Essen ist oft mehr als Essen: wie hängen unsere Psyche und unser Essen zusammen?
Alste Janßen: Häufig haben essgestörte Menschen die gleichen Themen, egal ob unter- oder übergewichtig. Beide sind auf ihre Art mangelernährt. Geringes Selbstwertgefühl, geringe Konfliktfähigkeit oder traumatische Erlebnisse sind nur einige Gründe, wieso wir zu viel oder zu wenig Hunger empfinden. Essen und Psyche ist ein Wechselspiel zwischen Kopf und Bauch.

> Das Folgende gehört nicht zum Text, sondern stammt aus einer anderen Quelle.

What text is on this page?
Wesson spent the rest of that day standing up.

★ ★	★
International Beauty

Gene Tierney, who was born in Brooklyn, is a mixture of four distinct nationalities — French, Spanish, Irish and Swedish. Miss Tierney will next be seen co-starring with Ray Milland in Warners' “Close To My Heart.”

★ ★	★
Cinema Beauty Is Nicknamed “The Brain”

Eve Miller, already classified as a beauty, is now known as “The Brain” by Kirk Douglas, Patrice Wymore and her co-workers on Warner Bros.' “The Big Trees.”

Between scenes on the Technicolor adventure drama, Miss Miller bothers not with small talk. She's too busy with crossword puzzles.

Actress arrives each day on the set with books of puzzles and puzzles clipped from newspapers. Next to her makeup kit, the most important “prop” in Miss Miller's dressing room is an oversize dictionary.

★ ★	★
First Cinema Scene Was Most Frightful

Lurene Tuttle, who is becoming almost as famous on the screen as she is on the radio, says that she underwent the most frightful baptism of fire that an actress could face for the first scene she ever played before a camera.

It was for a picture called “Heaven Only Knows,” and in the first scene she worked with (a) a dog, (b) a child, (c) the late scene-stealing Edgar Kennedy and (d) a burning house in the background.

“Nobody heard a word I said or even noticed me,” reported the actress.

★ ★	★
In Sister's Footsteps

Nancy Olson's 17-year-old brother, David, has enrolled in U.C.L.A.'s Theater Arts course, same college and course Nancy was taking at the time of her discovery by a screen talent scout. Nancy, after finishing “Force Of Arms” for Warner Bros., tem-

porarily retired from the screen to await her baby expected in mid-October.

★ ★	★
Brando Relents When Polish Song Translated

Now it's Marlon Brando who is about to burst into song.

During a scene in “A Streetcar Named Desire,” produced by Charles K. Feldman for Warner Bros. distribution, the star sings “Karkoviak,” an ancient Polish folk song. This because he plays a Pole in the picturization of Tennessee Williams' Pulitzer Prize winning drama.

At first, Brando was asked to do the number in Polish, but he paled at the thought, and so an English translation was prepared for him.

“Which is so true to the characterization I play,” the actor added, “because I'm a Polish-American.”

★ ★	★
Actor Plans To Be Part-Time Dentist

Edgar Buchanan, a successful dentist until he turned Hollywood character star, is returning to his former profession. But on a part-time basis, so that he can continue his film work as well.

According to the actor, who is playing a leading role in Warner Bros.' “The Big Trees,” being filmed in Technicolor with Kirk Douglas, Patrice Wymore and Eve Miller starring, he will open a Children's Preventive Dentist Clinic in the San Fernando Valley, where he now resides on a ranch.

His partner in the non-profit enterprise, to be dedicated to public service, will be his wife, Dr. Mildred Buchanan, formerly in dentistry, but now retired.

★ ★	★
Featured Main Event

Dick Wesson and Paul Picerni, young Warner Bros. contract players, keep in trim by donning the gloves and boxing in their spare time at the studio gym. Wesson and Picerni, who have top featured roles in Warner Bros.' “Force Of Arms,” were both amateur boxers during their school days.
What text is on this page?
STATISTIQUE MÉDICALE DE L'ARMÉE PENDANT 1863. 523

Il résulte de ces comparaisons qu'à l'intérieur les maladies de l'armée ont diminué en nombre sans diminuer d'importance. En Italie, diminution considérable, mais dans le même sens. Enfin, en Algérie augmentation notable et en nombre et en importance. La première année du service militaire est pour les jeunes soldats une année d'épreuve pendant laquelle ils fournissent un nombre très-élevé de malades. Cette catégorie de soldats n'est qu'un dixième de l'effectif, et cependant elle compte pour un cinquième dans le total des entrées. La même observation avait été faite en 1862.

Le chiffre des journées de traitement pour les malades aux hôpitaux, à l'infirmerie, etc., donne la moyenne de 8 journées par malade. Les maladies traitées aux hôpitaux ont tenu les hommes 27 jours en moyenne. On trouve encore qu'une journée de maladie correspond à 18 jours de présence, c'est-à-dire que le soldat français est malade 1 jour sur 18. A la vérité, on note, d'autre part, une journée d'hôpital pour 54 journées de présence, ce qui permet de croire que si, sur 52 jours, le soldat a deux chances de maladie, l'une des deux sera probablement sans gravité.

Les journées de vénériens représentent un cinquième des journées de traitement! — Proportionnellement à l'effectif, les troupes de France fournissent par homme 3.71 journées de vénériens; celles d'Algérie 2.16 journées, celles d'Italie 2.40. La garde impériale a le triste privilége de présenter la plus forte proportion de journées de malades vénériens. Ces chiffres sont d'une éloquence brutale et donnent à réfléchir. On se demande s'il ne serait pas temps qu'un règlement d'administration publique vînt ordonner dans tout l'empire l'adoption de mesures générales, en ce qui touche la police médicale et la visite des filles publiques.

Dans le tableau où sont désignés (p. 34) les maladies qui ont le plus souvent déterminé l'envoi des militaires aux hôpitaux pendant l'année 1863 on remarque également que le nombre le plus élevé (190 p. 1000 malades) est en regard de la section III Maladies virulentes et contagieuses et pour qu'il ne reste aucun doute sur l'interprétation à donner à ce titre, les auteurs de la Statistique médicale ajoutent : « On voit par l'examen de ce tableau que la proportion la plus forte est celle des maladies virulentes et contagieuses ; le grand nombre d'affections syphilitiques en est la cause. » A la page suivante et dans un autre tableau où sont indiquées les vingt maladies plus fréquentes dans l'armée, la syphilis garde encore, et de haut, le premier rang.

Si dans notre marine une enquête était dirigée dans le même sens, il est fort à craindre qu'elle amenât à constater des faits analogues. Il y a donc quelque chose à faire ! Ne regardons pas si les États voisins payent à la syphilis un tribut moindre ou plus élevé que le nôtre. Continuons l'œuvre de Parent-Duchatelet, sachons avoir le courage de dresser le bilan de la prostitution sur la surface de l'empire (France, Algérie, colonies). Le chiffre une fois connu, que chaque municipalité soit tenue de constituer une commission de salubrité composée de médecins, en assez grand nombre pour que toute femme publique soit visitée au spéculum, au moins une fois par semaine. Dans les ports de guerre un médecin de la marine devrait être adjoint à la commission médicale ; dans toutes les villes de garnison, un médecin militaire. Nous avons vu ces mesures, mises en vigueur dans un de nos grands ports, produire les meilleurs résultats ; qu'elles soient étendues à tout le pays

Einfacher ist es bei kognitiven Reizen. Wie bei dem Pawlow‘schen Reflex (Hund hört beim Fressen immer einer Glocke. Kurze Zeit später fängt er beim Läuten der Glocke auch ohne Fressen an zu sabbern) reagieren wir auf simple Reize. Esse ich beim Fernsehen Chips, habe ich im Umkehrschluss jedesmal Appetit auf Chips, wenn ich abends die Tagessschau sehe. Solche fiesen Fallen gilt es im Alltag zu erkennen und zu ändern.